Le colonel Mohammad al-Ali, un commandant rebelle local, a confirmé que les enquêteurs de l'OIAC étaient "arrivés à Kafr Zita (province de Hama) en compagnie de forces" rebelles.

Des vidéos amateurs ont montré deux voitures blanches de l'ONU garées dans une ville censée être Kafr Zita, et des rebelles s'entretenant avec un membre de la délégation de l'OIAC.

La semaine dernière, des militants de l'opposition et un médecin ont accusé le régime de Bachar al-Assad d'avoir utilisé du chlore pour attaquer des opposants à Kafr Zita. Et l'organisation Human Rights Watch avait précédemment évoqué des "preuves" d'attaques au chlore menées par le régime sur cette ville en avril.

L'enquête sur l'utilisation de chlore a été annoncée fin avril après que la France et les Etats-Unis ont accusé le régime d'avoir utilisé un produit chimique industriel dans des attaques contre les bastions rebelles.

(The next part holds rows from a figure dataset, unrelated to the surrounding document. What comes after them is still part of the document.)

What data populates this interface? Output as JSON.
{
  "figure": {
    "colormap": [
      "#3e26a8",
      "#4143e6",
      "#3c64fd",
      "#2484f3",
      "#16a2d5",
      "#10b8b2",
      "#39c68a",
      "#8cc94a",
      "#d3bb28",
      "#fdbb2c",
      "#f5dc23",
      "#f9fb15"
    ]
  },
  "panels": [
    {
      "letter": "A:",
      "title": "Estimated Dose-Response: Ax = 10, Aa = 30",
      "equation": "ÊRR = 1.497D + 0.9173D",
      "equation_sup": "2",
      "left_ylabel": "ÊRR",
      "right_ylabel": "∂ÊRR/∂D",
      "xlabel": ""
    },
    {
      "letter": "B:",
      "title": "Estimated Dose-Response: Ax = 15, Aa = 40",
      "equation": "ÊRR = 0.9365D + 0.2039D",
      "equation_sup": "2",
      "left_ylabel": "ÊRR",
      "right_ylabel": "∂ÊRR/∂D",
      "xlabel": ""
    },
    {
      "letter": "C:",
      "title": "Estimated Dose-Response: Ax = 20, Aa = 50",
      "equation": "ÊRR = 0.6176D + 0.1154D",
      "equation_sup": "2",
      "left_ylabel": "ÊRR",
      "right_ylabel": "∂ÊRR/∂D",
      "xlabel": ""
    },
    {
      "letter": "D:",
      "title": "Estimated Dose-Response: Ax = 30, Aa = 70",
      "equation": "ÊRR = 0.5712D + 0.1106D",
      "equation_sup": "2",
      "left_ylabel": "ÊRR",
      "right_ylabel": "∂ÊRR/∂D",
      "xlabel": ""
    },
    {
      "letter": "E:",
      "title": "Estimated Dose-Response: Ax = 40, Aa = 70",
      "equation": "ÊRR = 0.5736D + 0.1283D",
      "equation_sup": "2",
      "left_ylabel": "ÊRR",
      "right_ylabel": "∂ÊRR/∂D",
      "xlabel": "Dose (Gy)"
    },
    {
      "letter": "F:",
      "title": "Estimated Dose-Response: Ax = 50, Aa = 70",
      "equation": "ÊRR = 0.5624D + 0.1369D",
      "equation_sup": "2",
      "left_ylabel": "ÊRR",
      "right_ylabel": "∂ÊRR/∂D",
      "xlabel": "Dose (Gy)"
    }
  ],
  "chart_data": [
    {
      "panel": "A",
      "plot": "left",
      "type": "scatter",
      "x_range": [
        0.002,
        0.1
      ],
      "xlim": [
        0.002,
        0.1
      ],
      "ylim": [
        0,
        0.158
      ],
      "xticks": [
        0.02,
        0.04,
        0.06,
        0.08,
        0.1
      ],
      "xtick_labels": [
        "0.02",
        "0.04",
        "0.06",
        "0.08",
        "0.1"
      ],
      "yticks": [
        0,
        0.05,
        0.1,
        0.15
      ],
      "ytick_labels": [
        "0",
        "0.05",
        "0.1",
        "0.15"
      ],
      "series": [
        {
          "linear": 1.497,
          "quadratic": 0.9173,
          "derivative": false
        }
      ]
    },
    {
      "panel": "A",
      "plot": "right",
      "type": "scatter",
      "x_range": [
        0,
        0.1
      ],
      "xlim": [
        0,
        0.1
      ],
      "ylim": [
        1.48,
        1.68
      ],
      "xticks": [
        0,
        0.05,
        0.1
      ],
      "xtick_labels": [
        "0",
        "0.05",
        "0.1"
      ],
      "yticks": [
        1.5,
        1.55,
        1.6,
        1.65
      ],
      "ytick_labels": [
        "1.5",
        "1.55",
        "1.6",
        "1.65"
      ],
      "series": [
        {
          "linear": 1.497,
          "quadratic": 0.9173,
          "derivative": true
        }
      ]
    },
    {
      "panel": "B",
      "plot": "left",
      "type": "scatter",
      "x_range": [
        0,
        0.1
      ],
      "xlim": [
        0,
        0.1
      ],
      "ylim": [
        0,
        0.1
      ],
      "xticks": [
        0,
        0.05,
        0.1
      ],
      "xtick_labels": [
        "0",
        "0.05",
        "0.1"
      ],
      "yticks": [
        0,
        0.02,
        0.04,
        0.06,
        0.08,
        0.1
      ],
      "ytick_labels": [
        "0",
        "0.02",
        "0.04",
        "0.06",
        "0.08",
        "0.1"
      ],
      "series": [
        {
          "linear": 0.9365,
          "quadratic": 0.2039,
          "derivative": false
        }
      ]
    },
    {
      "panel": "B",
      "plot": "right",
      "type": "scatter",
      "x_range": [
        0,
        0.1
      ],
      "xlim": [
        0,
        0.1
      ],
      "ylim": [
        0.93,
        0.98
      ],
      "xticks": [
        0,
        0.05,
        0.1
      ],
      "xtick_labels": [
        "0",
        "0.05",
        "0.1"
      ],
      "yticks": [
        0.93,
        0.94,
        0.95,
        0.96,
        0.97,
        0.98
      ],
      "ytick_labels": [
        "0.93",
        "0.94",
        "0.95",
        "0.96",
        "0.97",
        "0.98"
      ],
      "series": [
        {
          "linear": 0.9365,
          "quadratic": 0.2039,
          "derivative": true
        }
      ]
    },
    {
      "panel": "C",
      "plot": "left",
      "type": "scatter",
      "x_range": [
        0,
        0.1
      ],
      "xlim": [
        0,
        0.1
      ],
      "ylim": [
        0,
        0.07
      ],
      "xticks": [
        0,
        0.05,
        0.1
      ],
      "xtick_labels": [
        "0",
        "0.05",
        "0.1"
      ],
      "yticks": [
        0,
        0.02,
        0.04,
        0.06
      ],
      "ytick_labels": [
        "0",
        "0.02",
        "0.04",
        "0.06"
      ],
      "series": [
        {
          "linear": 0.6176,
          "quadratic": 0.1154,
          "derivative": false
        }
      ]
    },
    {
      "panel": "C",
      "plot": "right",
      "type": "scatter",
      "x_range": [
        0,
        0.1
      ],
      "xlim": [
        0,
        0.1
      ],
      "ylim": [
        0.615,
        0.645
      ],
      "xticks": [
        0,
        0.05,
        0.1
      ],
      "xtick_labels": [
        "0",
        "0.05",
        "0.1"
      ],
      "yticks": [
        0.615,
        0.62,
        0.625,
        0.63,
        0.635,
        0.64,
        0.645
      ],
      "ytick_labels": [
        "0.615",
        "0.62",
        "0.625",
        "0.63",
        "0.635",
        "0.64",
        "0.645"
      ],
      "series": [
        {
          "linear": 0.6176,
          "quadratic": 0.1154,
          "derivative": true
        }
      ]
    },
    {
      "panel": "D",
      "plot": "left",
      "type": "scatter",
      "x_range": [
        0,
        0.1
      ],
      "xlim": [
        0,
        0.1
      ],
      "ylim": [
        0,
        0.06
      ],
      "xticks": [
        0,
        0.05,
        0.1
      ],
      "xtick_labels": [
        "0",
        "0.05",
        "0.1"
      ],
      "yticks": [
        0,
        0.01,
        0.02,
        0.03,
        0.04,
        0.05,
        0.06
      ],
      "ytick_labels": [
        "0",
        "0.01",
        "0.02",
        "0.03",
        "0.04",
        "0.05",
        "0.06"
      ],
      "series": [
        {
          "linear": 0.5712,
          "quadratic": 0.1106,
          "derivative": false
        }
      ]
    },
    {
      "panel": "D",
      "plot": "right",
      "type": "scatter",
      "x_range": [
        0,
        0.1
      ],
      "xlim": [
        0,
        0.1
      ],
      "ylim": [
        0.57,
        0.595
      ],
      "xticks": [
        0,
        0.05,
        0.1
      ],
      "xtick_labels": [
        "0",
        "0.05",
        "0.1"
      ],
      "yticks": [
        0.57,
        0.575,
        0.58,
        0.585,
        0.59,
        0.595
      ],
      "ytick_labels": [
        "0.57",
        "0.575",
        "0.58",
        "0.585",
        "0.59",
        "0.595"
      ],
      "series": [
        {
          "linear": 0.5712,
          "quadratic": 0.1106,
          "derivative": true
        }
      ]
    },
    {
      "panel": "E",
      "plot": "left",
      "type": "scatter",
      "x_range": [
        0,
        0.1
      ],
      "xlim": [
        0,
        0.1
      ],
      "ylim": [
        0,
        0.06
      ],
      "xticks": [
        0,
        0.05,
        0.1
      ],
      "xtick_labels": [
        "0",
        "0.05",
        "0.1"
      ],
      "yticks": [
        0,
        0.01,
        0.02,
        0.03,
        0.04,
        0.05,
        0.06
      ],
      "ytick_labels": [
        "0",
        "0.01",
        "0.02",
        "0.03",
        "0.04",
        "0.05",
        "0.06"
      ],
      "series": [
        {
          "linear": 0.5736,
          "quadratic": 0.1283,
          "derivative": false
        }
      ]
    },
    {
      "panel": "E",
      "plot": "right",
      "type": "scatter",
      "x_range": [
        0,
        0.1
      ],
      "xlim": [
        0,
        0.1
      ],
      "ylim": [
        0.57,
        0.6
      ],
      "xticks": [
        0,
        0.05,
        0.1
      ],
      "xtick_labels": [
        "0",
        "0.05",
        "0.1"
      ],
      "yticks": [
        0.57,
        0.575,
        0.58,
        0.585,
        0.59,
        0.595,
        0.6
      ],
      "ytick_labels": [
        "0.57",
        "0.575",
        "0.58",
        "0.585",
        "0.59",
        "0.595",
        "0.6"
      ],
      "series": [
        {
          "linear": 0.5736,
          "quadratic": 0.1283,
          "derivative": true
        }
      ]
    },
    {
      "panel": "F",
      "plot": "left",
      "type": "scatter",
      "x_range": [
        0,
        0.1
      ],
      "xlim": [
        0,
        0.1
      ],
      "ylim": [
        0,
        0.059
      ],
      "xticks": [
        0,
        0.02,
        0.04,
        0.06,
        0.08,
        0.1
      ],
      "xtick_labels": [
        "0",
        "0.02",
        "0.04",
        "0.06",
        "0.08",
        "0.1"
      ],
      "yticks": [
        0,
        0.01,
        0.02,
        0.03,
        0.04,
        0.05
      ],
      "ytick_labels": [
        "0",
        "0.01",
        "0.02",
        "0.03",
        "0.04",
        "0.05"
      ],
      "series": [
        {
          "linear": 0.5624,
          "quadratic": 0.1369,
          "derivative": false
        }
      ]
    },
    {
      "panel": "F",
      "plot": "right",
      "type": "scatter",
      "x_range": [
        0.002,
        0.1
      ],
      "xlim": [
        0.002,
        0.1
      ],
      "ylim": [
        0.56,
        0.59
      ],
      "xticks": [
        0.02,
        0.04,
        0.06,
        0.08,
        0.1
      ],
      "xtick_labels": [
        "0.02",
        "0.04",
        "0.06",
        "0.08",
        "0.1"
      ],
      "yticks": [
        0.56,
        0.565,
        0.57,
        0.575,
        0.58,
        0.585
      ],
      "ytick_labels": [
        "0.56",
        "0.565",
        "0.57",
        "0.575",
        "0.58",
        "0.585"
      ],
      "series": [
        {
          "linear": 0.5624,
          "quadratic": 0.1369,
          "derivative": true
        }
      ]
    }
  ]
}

La Syrie a officiellement intégré la convention sur l'interdiction des armes chimiques en octobre 2013 dans le cadre d'un accord russo-américain sur le démantèlement de son arsenal chimique, après des accusations contre le régime d'avoir utilisé du gaz sarin lors d'une attaque meurtrière près de Damas.

Le régime n'avait pas l'obligation de déclarer le gaz de chlore en tant qu'arme chimique, car il est souvent utilisé par le secteur industriel.

Après l'attaque contre le convoi de l'OIAC, le directeur général de l'organisation, Ahmet Uzumcu, a appelé les parties en conflit à accorder à la mission "des accès sécurisés".

"Nos enquêteurs sont en Syrie pour établir les faits en lien avec les accusations persistantes d'attaques au chlore" et "leur sécurité est notre priorité", a-t-il dit.